Der lebt auch von Ches Smiths ensemble-dienlichem, dabei rhythmisch ungemein raffiniertem Schlagzeugspiel und dem mit dem Schlagzeug perfekt koordinierten Bass-Part: Kann dieser Mark Helias mit dem Bass umgehen! Wenn er zum Bogen greift und seine Soli mit sanft gestrichenen Tönen durchwirkt, klingt das nach hingebungsvoller Poesie. Vor allem jedoch spielt er einen herrlich prägnanten, gleichzeitig geschmeidig swingenden, pulsierenden, schlendernden Walkingbass. Ein Genuss.

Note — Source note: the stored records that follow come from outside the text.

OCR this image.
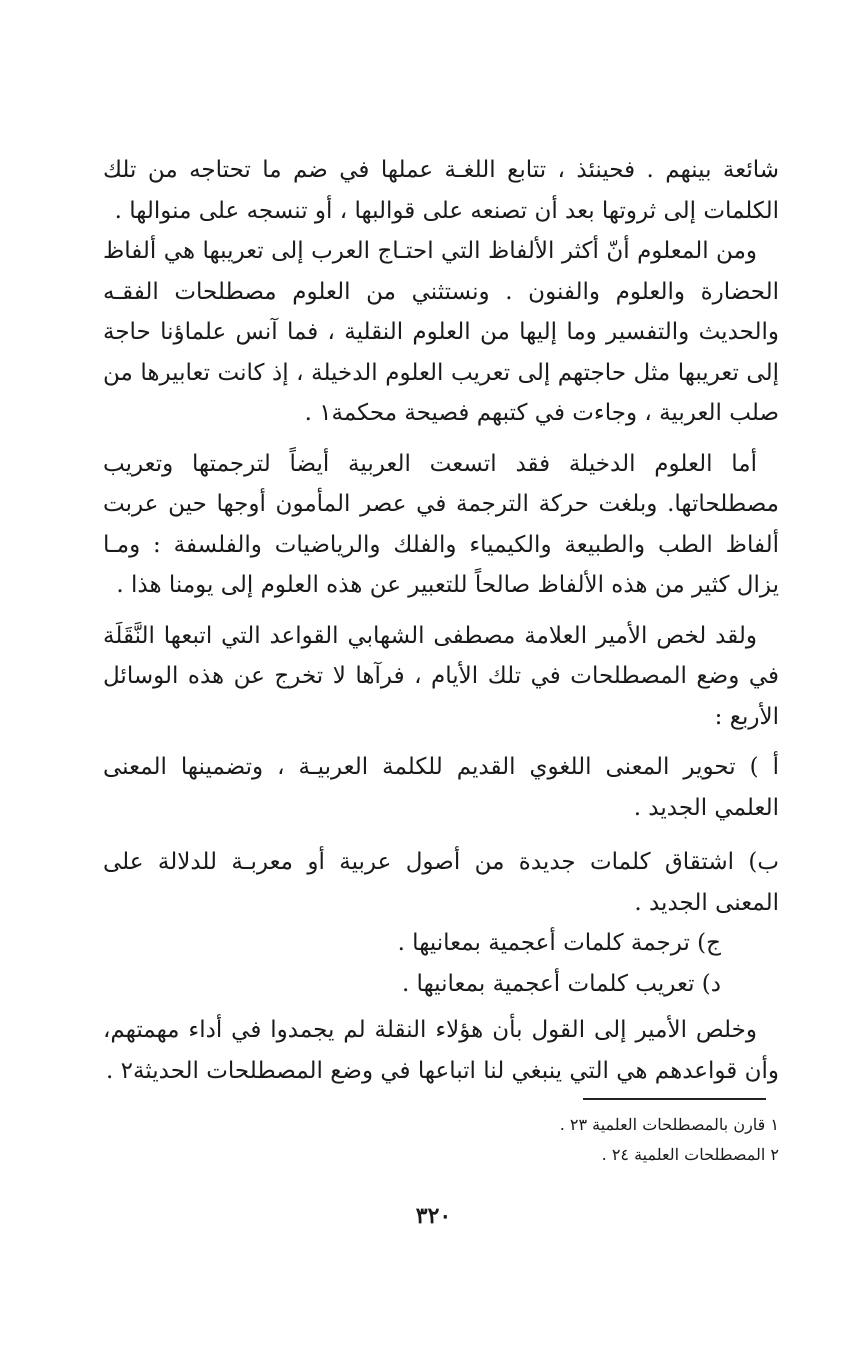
شائعة بينهم . فحينئذ ، تتابع اللغـة عملها في ضم ما تحتاجه من تلك الكلمات إلى ثروتها بعد أن تصنعه على قوالبها ، أو تنسجه على منوالها .

ومن المعلوم أنّ أكثر الألفاظ التي احتـاج العرب إلى تعريبها هي ألفاظ الحضارة والعلوم والفنون . ونستثني من العلوم مصطلحات الفقـه والحديث والتفسير وما إليها من العلوم النقلية ، فما آنس علماؤنا حاجة إلى تعريبها مثل حاجتهم إلى تعريب العلوم الدخيلة ، إذ كانت تعابيرها من صلب العربية ، وجاءت في كتبهم فصيحة محكمة١ .

أما العلوم الدخيلة فقد اتسعت العربية أيضاً لترجمتها وتعريب مصطلحاتها. وبلغت حركة الترجمة في عصر المأمون أوجها حين عربت ألفاظ الطب والطبيعة والكيمياء والفلك والرياضيات والفلسفة : ومـا يزال كثير من هذه الألفاظ صالحاً للتعبير عن هذه العلوم إلى يومنا هذا .

ولقد لخص الأمير العلامة مصطفى الشهابي القواعد التي اتبعها النَّقَلَة في وضع المصطلحات في تلك الأيام ، فرآها لا تخرج عن هذه الوسائل الأربع :

أ ) تحوير المعنى اللغوي القديم للكلمة العربيـة ، وتضمينها المعنى العلمي الجديد .

ب) اشتقاق كلمات جديدة من أصول عربية أو معربـة للدلالة على المعنى الجديد .

ج) ترجمة كلمات أعجمية بمعانيها .

د) تعريب كلمات أعجمية بمعانيها .

وخلص الأمير إلى القول بأن هؤلاء النقلة لم يجمدوا في أداء مهمتهم، وأن قواعدهم هي التي ينبغي لنا اتباعها في وضع المصطلحات الحديثة٢ .

١ قارن بالمصطلحات العلمية ٢٣ .

٢ المصطلحات العلمية ٢٤ .

٣٢٠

Wenn aber drei von vier Musikern eher verbindlich als in den Vordergrund drängend musizieren, woher kommt dann diese packende musikalische Präsenz, die mit fast orchestral wirkender Klanggröße die Kulturschranne einnimmt? Es ist tatsächlich zu einem Großteil das Klavier von Uri Caine, das die Einzelstimmen zu einem Gesamtklang von solch enormer Wirkung zusammenfasst und selber die auffallendsten Einzelbeiträge liefert. Hochvirtuoses Skalenspiel, dazu markante Voicings der linken Hand, helle Melodik im Diskant, prasselnde Akkordkaskaden und, ja, auch mit breitem Pedal aufgetürmte Clusterschichten - das Klavier (das besonders stark abgemischt ist, verstärkt den Effekt) bietet Caine als Instrument die wohl üppigste Gestaltungsvielfalt. Und er nutzt sie hingebungsvoll.